Selon le Dr Razak, le Canada devrait aussi créer un groupe consultatif scientifique unique et permanent — ce qui a été fait au Royaume-Uni — au lieu d'essayer de rassembler cette expertise au milieu d'une épidémie. M. Razak était d'ailleurs le directeur scientifique de la Table consultative scientifique COVID-19 de l’Ontario.
«On ne peut pas faire grand-chose au milieu d'une crise. Les gens sont désespérés, les infrastructures ne fonctionnent pas aussi bien en cas de crise», mentionne-t-il en entrevue.
«Une grande partie de ce que nous avons vu à l'échelle mondiale lorsque nous avons comparé les réponses (à la pandémie) suggère que la préparation est l'élément essentiel.»
Les experts préviennent dans leur rapport que «l’absence de protocoles d’urgence préexistants pour fournir des avis scientifiques a entraîné des retards, alors que le temps de réaction est essentiel en cas d’urgence». À leur avis, une meilleure coordination est nécessaire à «l’échelle de tous les ordres de gouvernement».
Le fait que des groupes consultatifs scientifiques fédéraux et provinciaux communiquaient séparément a donné lieu à de «multiples volets d’avis», «parfois contradictoires», peut-on lire dans le document rendu public vendredi dernier.
«La nature fragmentée de la façon dont nous gouvernons ce pays, avec des décisions distinctes prises dans les provinces et les territoires et ce qui est fait au niveau du gouvernement fédéral, a eu un impact vraiment significatif sur la façon dont nous avons réagi à la pandémie», a avancé le Dr Razak, ajoutant qu'il «était très difficile pour nous d’obtenir une image nationale de ce qui se passait».
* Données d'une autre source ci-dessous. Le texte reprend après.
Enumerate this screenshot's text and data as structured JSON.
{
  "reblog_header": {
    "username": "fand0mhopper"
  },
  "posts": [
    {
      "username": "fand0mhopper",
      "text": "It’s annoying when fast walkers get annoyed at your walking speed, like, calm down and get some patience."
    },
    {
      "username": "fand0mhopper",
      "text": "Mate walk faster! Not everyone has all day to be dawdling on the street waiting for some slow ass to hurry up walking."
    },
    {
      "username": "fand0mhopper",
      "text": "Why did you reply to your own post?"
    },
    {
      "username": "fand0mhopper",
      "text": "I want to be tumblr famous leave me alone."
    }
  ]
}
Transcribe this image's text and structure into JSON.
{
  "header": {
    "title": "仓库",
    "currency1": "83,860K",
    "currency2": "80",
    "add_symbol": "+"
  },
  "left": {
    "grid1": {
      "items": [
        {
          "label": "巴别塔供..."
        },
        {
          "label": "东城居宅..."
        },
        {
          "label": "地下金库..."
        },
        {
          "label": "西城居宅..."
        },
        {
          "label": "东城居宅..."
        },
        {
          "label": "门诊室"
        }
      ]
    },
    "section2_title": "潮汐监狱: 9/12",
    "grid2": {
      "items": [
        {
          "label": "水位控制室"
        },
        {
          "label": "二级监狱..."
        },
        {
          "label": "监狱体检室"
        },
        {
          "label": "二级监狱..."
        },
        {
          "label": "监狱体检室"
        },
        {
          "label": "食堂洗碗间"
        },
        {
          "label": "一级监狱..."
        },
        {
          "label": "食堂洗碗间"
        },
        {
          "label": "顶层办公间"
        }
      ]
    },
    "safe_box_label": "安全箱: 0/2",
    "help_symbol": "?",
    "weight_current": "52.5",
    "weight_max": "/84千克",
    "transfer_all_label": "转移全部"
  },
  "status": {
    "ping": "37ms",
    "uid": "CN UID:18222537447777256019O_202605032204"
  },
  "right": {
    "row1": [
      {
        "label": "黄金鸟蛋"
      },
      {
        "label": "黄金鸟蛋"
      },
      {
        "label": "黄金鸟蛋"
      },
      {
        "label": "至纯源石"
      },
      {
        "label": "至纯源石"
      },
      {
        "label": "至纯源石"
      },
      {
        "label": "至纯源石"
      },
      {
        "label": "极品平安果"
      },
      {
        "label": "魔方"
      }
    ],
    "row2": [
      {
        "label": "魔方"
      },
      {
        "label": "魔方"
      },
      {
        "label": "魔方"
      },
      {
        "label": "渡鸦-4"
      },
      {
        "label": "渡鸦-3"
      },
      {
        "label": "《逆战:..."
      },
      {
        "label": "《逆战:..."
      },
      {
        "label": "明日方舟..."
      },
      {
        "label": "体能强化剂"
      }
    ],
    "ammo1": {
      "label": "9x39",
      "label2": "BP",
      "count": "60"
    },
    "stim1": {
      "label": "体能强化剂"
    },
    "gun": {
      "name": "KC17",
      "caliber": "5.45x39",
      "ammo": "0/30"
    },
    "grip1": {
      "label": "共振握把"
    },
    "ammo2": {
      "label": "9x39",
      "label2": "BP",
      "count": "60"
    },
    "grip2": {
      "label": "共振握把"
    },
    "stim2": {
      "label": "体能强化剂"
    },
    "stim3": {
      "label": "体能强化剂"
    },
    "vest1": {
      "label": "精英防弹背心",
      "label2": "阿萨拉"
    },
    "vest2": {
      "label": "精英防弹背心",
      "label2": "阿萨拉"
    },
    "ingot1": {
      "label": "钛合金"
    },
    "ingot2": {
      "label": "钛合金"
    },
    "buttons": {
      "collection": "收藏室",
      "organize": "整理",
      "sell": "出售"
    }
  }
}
Le rapport du groupe indépendant a été demandé par Santé Canada.
Selon le Dr Razak, le Canada peut être fier de certains aspects de sa gestion de la pandémie de COVID-19, entre autres l'utilisation de la surveillance des eaux usées pour détecter la quantité de virus présente dans les communautés.
«Nous avons été l'un des pays pionniers et nous l'avons certainement fait progresser à une échelle supérieure à ce que de nombreux autres pays ont pu réaliser», affirme-t-il.
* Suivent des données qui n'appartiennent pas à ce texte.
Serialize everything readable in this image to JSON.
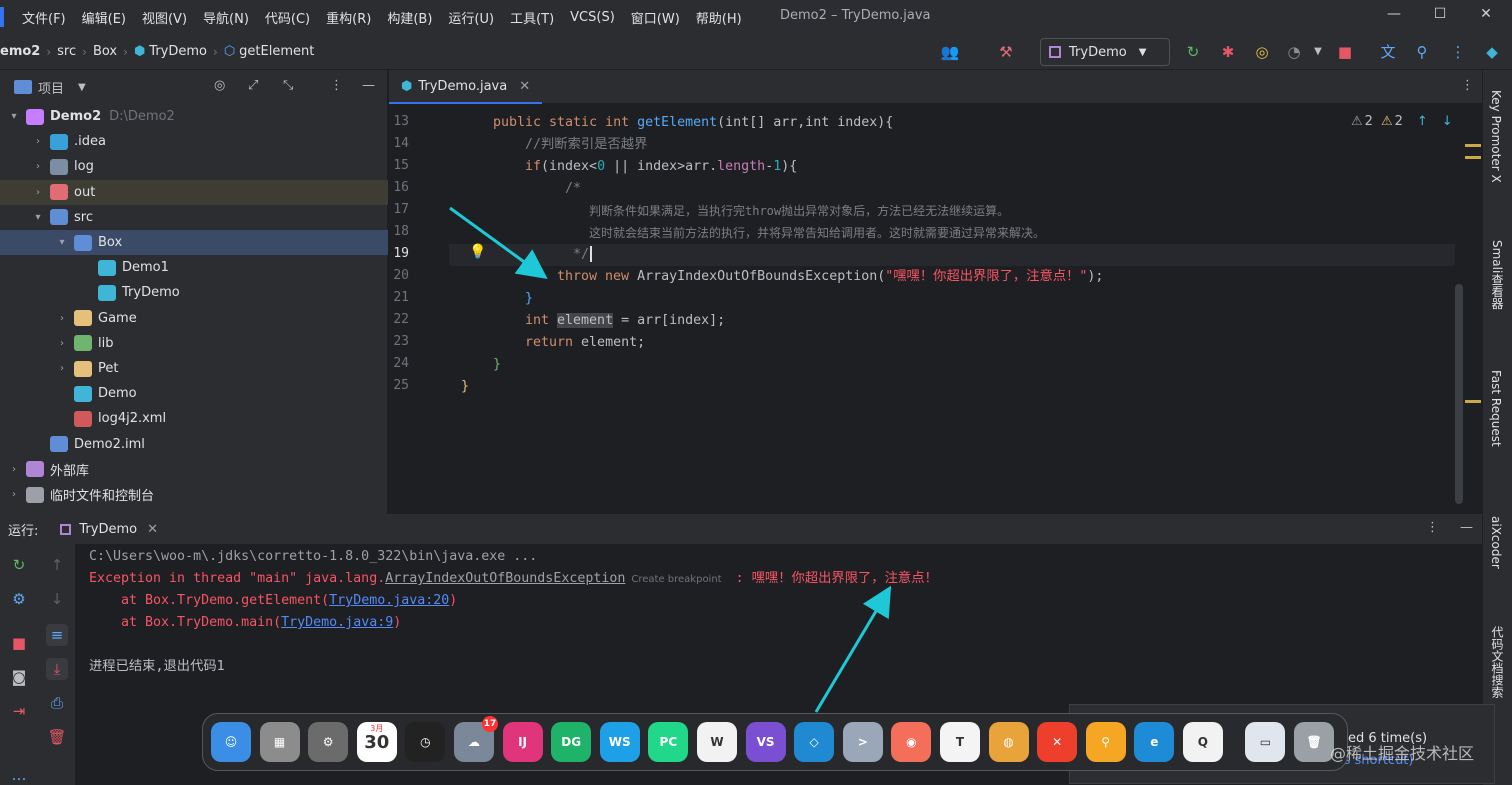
{
  "menu": {
    "items": [
      "文件(F)",
      "编辑(E)",
      "视图(V)",
      "导航(N)",
      "代码(C)",
      "重构(R)",
      "构建(B)",
      "运行(U)",
      "工具(T)",
      "VCS(S)",
      "窗口(W)",
      "帮助(H)"
    ],
    "title": "Demo2 – TryDemo.java"
  },
  "breadcrumb": [
    "emo2",
    "src",
    "Box",
    "TryDemo",
    "getElement"
  ],
  "toolbar": {
    "run_config": "TryDemo"
  },
  "project": {
    "header": "项目",
    "tree": [
      {
        "label": "Demo2",
        "hint": "D:\\Demo2",
        "depth": 0,
        "arrow": "▾",
        "color": "#c77dff"
      },
      {
        "label": ".idea",
        "depth": 1,
        "arrow": "›",
        "color": "#3aa0d8"
      },
      {
        "label": "log",
        "depth": 1,
        "arrow": "›",
        "color": "#7c8ea3"
      },
      {
        "label": "out",
        "depth": 1,
        "arrow": "›",
        "color": "#e06c75"
      },
      {
        "label": "src",
        "depth": 1,
        "arrow": "▾",
        "color": "#5f8ed6"
      },
      {
        "label": "Box",
        "depth": 2,
        "arrow": "▾",
        "color": "#5f8ed6"
      },
      {
        "label": "Demo1",
        "depth": 3,
        "arrow": "",
        "color": "#3fb6d8"
      },
      {
        "label": "TryDemo",
        "depth": 3,
        "arrow": "",
        "color": "#3fb6d8"
      },
      {
        "label": "Game",
        "depth": 2,
        "arrow": "›",
        "color": "#e5c07b"
      },
      {
        "label": "lib",
        "depth": 2,
        "arrow": "›",
        "color": "#6fb56f"
      },
      {
        "label": "Pet",
        "depth": 2,
        "arrow": "›",
        "color": "#e5c07b"
      },
      {
        "label": "Demo",
        "depth": 2,
        "arrow": "",
        "color": "#3fb6d8"
      },
      {
        "label": "log4j2.xml",
        "depth": 2,
        "arrow": "",
        "color": "#d05a5a"
      },
      {
        "label": "Demo2.iml",
        "depth": 1,
        "arrow": "",
        "color": "#5f8ed6"
      },
      {
        "label": "外部库",
        "depth": 0,
        "arrow": "›",
        "color": "#b085d6"
      },
      {
        "label": "临时文件和控制台",
        "depth": 0,
        "arrow": "›",
        "color": "#9da0a8"
      }
    ]
  },
  "editor": {
    "tab": "TryDemo.java",
    "warnings_a": "2",
    "warnings_b": "2",
    "line_numbers": [
      "13",
      "14",
      "15",
      "16",
      "17",
      "18",
      "19",
      "20",
      "21",
      "22",
      "23",
      "24",
      "25"
    ],
    "code": {
      "l13": [
        "public static int ",
        "getElement",
        "(int[] arr,int index){"
      ],
      "l14": "//判断索引是否越界",
      "l15": [
        "if",
        "(index<",
        "0",
        " || index>arr.",
        "length",
        "-",
        "1",
        "){"
      ],
      "l16": "/*",
      "l17": "判断条件如果满足，当执行完throw抛出异常对象后，方法已经无法继续运算。",
      "l18": "这时就会结束当前方法的执行，并将异常告知给调用者。这时就需要通过异常来解决。",
      "l19": "*/",
      "l20": [
        "throw new ",
        "ArrayIndexOutOfBoundsException",
        "(",
        "\"嘿嘿！你超出界限了，注意点！\"",
        ");"
      ],
      "l21": "}",
      "l22": [
        "int ",
        "element",
        " = arr[index];"
      ],
      "l23": [
        "return ",
        "element;"
      ],
      "l24": "}",
      "l25": "}"
    }
  },
  "right_tools": [
    "Key Promoter X",
    "Smali查看器",
    "Fast Request",
    "aiXcoder",
    "代码文档搜索"
  ],
  "run": {
    "label": "运行:",
    "tab": "TryDemo",
    "console": {
      "cmd": "C:\\Users\\woo-m\\.jdks\\corretto-1.8.0_322\\bin\\java.exe ...",
      "exception_prefix": "Exception in thread \"main\" java.lang.",
      "exception_class": "ArrayIndexOutOfBoundsException",
      "hint": "Create breakpoint",
      "exception_msg": " : 嘿嘿！你超出界限了，注意点！",
      "trace1_prefix": "    at Box.TryDemo.getElement(",
      "trace1_link": "TryDemo.java:20",
      "trace2_prefix": "    at Box.TryDemo.main(",
      "trace2_link": "TryDemo.java:9",
      "paren": ")",
      "exit": "进程已结束,退出代码1"
    }
  },
  "notification": {
    "text": "ed 6 time(s)",
    "subtext": "is shortcut)"
  },
  "dock": {
    "apps": [
      {
        "name": "Finder",
        "glyph": "☺",
        "color": "#3a8ee6"
      },
      {
        "name": "Launchpad",
        "glyph": "▦",
        "color": "#8c8c8c"
      },
      {
        "name": "System Preferences",
        "glyph": "⚙",
        "color": "#6b6b6b"
      },
      {
        "name": "Calendar",
        "glyph": "30",
        "color": "#ffffff"
      },
      {
        "name": "Clock",
        "glyph": "◷",
        "color": "#222222"
      },
      {
        "name": "Weather",
        "glyph": "☁",
        "color": "#7b8899"
      },
      {
        "name": "IntelliJ IDEA",
        "glyph": "IJ",
        "color": "#e0357a"
      },
      {
        "name": "DataGrip",
        "glyph": "DG",
        "color": "#1fb36a"
      },
      {
        "name": "WebStorm",
        "glyph": "WS",
        "color": "#1ea0e6"
      },
      {
        "name": "PyCharm",
        "glyph": "PC",
        "color": "#21d789"
      },
      {
        "name": "Word",
        "glyph": "W",
        "color": "#f2f2f2"
      },
      {
        "name": "Visual Studio",
        "glyph": "VS",
        "color": "#7b4fd1"
      },
      {
        "name": "VS Code",
        "glyph": "◇",
        "color": "#1f8ad2"
      },
      {
        "name": "Terminal",
        "glyph": ">",
        "color": "#9aa7b8"
      },
      {
        "name": "Screenshot",
        "glyph": "◉",
        "color": "#f36f5a"
      },
      {
        "name": "Typora",
        "glyph": "T",
        "color": "#f4f4f4"
      },
      {
        "name": "Chrome",
        "glyph": "◍",
        "color": "#e8a33a"
      },
      {
        "name": "XMind",
        "glyph": "✕",
        "color": "#ee3f2d"
      },
      {
        "name": "Search",
        "glyph": "⚲",
        "color": "#f5a623"
      },
      {
        "name": "Edge",
        "glyph": "e",
        "color": "#1e8bd6"
      },
      {
        "name": "QQ",
        "glyph": "Q",
        "color": "#f2f2f2"
      },
      {
        "name": "Window",
        "glyph": "▭",
        "color": "#dfe6ee"
      },
      {
        "name": "Trash",
        "glyph": "🗑",
        "color": "#9aa0a6"
      }
    ],
    "calendar_month": "3月",
    "weather_badge": "17"
  },
  "watermark": "@稀土掘金技术社区",
  "colors": {
    "accent": "#3574f0",
    "keyword": "#cf8e6d",
    "function": "#56a8f5",
    "string": "#f75464",
    "arrow": "#1fc8d6"
  }
}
Mais certaines provinces, dont l'Ontario, ont maintenant procédé à des coupes importantes dans leurs programmes de surveillance des eaux usées, laissant de nombreuses communautés avec «presque aucune donnée», déplore-t-il.
Dans un courriel envoyé à La Presse Canadienne, un porte-parole de Santé Canada et de l'Agence de la santé publique du Canada (ASPC) a déclaré que le rapport du groupe «peut aider à mieux préparer les systèmes de coordination de la recherche et de conseil scientifique du Canada en prévision de la prochaine pandémie ou urgence sanitaire».
«Santé Canada et l'ASPC examinent les recommandations de ce rapport alors que nous continuons de prendre des mesures supplémentaires pour renforcer la préparation aux pandémies», a écrit Mark Johnson.
Il a noté que certaines mesures déjà prises par le gouvernement fédéral comprennent l'intégration de la science et de la recherche dans le plan d'intervention d'urgence de Santé Canada et de l'ASPC, la création de groupes d'experts sur des questions émergentes, comme la mpox et la grippe aviaire, et le lancement d'une nouvelle agence appelée Préparation aux crises sanitaires Canada.